You can then create a hash of the order itself with the type information included, assuming that order represents your order in a dict.

hashed_signer = keccak(
encode_abi(
["bytes32", "bytes4", "address", "address", "uint256", "uint256"],
[
SWAP_TYPE_HASHES["party"],
ERC_20_INTERFACE_ID,
order["signerWallet"],
order["signerToken"],
int(order["signerAmount"]),
int(order["signerId"]),
],
)
)
hashed_sender = keccak(
encode_abi(
["bytes32", "bytes4", "address", "address", "uint256", "uint256"],
[
SWAP_TYPE_HASHES["party"],
ERC_20_INTERFACE_ID,
order["senderWallet"],
order["senderToken"],
int(order["senderAmount"]),
int(order["senderId"]),
],
)
)
hashed_affiliate = keccak(
encode_abi(
["bytes32", "bytes4", "address", "address", "uint256", "uint256"],
[
SWAP_TYPE_HASHES["party"],
ERC_20_INTERFACE_ID,
"0x0000000000000000000000000000000000000000",
"0x0000000000000000000000000000000000000000",
0,
0,
],
)
)
hashed_order = keccak(
encode_abi(
["bytes32", "uint256", "uint256", "bytes32", "bytes32", "bytes32"],
[
SWAP_TYPE_HASHES["order"],
int(order["nonce"]),
int(order["expiry"]),
hashed_signer,
hashed_sender,
hashed_affiliate,
],
)
)

Finally, package the hashed order with the EIP-712 domain separator and prefixes, then sign it with your private key PRIVATE_KEY.

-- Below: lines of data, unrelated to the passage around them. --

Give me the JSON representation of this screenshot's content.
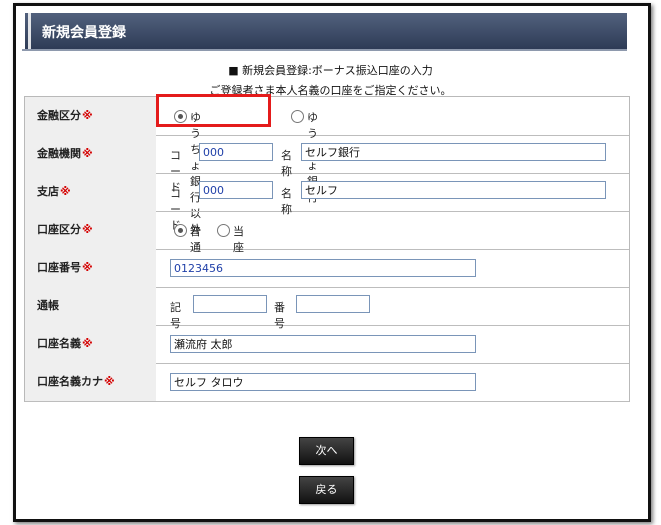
{
  "header": {
    "title": "新規会員登録"
  },
  "intro": {
    "line1": "■ 新規会員登録:ボーナス振込口座の入力",
    "line2": "ご登録者さま本人名義の口座をご指定ください。"
  },
  "rows": [
    {
      "label": "金融区分",
      "required": "※",
      "options": [
        {
          "label": "ゆうちょ銀行以外",
          "selected": true
        },
        {
          "label": "ゆうちょ銀行",
          "selected": false
        }
      ]
    },
    {
      "label": "金融機関",
      "required": "※",
      "code_label": "コード",
      "code_value": "000",
      "name_label": "名称",
      "name_value": "セルフ銀行"
    },
    {
      "label": "支店",
      "required": "※",
      "code_label": "コード",
      "code_value": "000",
      "name_label": "名称",
      "name_value": "セルフ"
    },
    {
      "label": "口座区分",
      "required": "※",
      "options": [
        {
          "label": "普通",
          "selected": true
        },
        {
          "label": "当座",
          "selected": false
        }
      ]
    },
    {
      "label": "口座番号",
      "required": "※",
      "value": "0123456"
    },
    {
      "label": "通帳",
      "required": "",
      "kigo_label": "記号",
      "kigo_value": "",
      "bango_label": "番号",
      "bango_value": ""
    },
    {
      "label": "口座名義",
      "required": "※",
      "value": "瀬流府 太郎"
    },
    {
      "label": "口座名義カナ",
      "required": "※",
      "value": "セルフ タロウ"
    }
  ],
  "buttons": {
    "next": "次へ",
    "back": "戻る"
  }
}
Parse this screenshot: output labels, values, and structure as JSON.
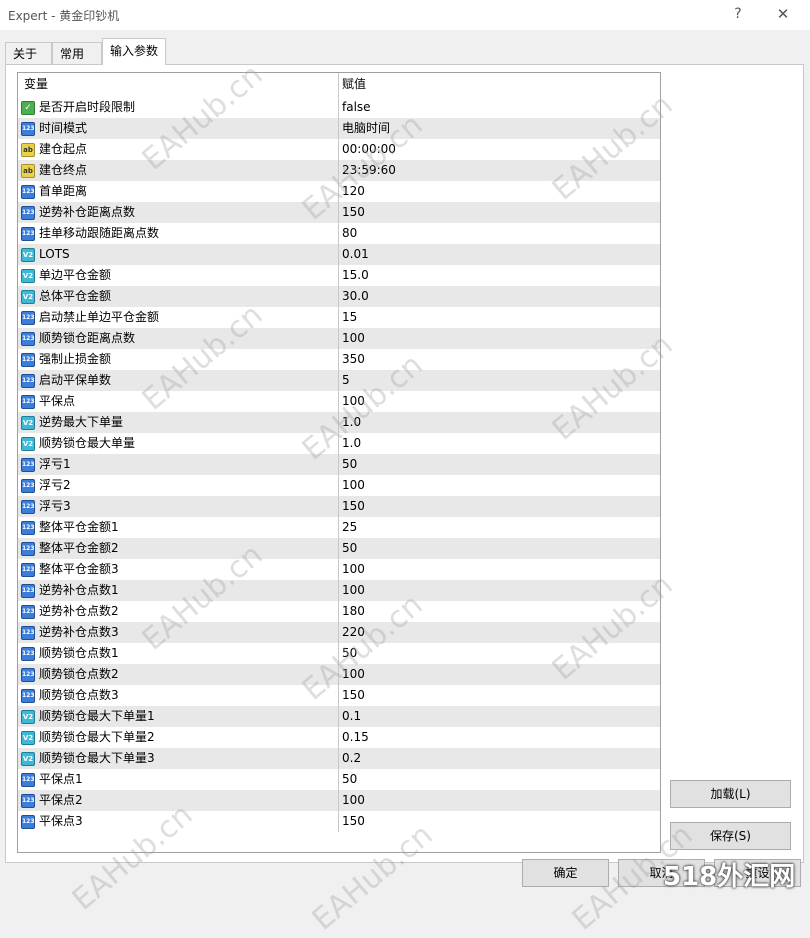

encoded_order = keccak(b"\x19Ethereum Signed Message:\n32" + keccak(b"\x19\x01" + DOMAIN_SEPARATOR + hashed_order))
V, R, S = ecdsa_raw_sign(encoded_order, PRIVATE_KEY)
v = V
r = Web3.toHex(R)
s = Web3.toHex(S)
# The bitcoin.ecdsa_raw_sign method we are using may return r & s values that are under 66 bytes, so check for
# that and pad with '0' if necessary to align with bytes32 types
if len(s) < 66:
diff = 66 - len(s)
s = "0x" + "0" * diff + s[2:]
if len(r) < 66:
diff = 66 - len(r)
r = "0x" + "0" * diff + r[2:]
# version is 0x45 for personalSign
signed_order = {
"version": "0x45",
"signatory": WALLET_ADDRESS,
"validator": SWAP_CONTRACT_ADDRESS,
"v": v,
"r": r,
"s": s
}

EIP712Domain

If you plan to use signTypedData or do the EIP-712 hashing manually, use the following values for the EIP712Domain. The typehash, name, and version must be hashed to bytes32 using keccak256.

Param

Type

Value

Typehash

bytes32

EIP712Domain(string name,string version,address verifyingContract)

Name

bytes32

SWAP

Version

bytes32

2

verifyingContract

address

Swap contract address to be used for settlement.